A Hybrid Immune Algorithm, called Hybrid-IA, was designed for the community detection problem and was tested on several large biological networks. The strength of Hybrid-IA is given not only by the immune operators (cloning, hypermutation and aging) but also by a specially designed Local Search, which aims to speed up the convergence of Hybrid-IA towards promising regions. Basically, it attempts deterministically to move a node from the belonging community to another within its neighbors with the purpose to refine and improve the solutions discovered.

In order to assess the robustness of Hybrid-IA, we performed several comparisons with other metaheuristics, hyper-heuristics and the well-known greedy algorithm Louvain. We conducted a first comparison based on the modularity function maximization. However, due to the limitation of modularity optimization in detecting communities that are comparatively small, we performed other comparisons based on Normalized Mutual Information (NMI), Adjusted Rand Index (ARI) and Normalized Variation of Information (NVI), which are evaluation metrics commonly used in community detection that simply assess how similar the communities discovered are with respect to the real ones. All in all, after inspecting all the obtained outcomes and performing all the necessary comparisons, it clearly emerges how Hybrid-IA outperforms all metaheuristics and hyper-heuristics with which it was compared, in terms of best and mean modularity values. Focusing only on the comparison with Louvain, it is possible to assert that although Hybrid-IA finds slightly lower modularity values, it is still able to detect communities more similar to the real ones than those discovered by Louvain.

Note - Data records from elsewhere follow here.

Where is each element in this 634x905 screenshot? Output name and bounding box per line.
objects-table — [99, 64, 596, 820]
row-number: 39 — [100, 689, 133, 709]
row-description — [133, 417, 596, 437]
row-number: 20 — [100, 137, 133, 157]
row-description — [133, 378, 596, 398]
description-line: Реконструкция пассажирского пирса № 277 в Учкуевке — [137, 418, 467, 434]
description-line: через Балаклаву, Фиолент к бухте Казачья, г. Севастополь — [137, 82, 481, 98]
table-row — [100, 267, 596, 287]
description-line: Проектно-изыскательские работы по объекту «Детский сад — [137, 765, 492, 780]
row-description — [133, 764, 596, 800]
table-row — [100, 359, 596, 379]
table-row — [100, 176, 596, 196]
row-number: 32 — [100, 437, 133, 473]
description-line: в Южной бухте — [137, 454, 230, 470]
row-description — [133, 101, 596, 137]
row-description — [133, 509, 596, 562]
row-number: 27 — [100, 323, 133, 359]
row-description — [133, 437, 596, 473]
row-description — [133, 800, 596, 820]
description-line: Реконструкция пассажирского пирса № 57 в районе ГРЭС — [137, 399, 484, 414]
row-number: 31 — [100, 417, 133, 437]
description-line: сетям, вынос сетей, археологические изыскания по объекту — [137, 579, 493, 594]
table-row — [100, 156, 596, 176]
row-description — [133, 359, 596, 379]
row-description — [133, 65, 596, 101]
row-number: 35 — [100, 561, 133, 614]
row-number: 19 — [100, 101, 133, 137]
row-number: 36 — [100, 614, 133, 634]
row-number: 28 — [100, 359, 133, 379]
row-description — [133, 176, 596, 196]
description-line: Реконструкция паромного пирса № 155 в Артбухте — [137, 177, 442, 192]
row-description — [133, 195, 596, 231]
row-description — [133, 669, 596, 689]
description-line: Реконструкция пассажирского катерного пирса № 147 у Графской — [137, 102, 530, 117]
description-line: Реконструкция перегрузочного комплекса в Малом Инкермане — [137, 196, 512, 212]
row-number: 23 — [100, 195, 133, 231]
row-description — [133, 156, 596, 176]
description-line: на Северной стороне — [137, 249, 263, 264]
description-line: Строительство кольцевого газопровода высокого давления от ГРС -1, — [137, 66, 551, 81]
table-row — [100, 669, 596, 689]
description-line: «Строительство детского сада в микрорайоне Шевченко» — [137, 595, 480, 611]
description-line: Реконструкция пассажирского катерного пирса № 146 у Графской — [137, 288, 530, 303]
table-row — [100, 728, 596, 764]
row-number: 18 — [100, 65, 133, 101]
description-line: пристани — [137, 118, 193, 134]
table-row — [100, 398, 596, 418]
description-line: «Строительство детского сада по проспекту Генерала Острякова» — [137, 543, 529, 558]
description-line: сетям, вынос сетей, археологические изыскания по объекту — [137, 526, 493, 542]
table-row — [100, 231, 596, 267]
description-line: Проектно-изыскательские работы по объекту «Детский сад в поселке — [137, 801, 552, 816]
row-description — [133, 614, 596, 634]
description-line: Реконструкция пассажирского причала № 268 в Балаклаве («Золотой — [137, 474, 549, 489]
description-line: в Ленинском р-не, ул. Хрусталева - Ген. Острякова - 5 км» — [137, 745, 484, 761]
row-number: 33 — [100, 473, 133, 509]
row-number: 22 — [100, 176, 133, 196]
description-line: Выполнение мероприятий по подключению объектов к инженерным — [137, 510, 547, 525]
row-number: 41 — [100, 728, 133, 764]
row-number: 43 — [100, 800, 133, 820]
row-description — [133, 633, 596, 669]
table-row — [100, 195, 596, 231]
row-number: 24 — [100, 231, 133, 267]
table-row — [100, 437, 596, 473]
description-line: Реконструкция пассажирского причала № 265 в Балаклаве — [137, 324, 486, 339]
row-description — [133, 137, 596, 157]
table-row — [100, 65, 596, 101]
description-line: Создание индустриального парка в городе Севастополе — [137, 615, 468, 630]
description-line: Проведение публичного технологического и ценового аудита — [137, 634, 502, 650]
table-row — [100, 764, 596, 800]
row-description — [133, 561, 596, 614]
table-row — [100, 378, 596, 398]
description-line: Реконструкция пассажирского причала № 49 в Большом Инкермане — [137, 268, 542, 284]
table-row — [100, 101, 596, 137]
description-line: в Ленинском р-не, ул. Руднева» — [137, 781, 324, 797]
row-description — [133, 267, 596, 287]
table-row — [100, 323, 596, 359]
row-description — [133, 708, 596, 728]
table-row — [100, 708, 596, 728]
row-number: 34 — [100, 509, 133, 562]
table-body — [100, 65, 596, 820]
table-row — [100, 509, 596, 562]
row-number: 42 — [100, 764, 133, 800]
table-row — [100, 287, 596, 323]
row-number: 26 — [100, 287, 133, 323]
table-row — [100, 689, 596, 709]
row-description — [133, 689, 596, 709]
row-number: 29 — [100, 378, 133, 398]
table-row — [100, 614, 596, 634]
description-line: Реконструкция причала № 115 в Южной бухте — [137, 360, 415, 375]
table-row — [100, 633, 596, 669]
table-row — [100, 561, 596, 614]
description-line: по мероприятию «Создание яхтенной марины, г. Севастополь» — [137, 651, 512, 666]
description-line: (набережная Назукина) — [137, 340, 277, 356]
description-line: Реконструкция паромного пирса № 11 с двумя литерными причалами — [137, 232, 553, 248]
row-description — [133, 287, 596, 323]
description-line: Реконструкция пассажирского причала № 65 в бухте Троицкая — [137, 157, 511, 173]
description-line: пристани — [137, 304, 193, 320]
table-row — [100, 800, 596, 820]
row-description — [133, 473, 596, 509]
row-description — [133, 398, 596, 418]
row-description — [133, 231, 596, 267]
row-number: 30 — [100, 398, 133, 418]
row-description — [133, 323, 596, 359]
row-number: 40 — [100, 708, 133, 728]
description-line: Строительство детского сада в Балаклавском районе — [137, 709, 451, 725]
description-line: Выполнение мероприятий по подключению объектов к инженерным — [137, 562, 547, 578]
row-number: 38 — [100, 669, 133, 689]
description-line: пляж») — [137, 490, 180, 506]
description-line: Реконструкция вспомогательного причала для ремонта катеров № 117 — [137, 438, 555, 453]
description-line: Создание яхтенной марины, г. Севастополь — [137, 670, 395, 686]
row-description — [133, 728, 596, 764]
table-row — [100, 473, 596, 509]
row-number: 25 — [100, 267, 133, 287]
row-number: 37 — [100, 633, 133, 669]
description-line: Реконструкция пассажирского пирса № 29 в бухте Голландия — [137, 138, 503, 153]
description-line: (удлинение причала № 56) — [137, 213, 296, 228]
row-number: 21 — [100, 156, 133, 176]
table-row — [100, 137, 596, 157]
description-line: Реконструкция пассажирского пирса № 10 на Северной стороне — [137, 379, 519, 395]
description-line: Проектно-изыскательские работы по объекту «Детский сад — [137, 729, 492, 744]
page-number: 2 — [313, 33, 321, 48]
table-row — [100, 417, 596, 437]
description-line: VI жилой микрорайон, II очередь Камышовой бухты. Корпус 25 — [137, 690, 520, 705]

Some improvements, as future works, are currently in progress. We are addressing, in particular, the problem of improving the execution time and the searchability of Hybrid-IA especially on very large networks, through an adaptive multi-level approach. In addition, since the algorithm is based on several fixed and user-defined parameters, we believe that a further significant improvement of its searchability could be obtained by dynamically adapting such parameters through Machine Learning and/or Hyper-Heuristics techniques.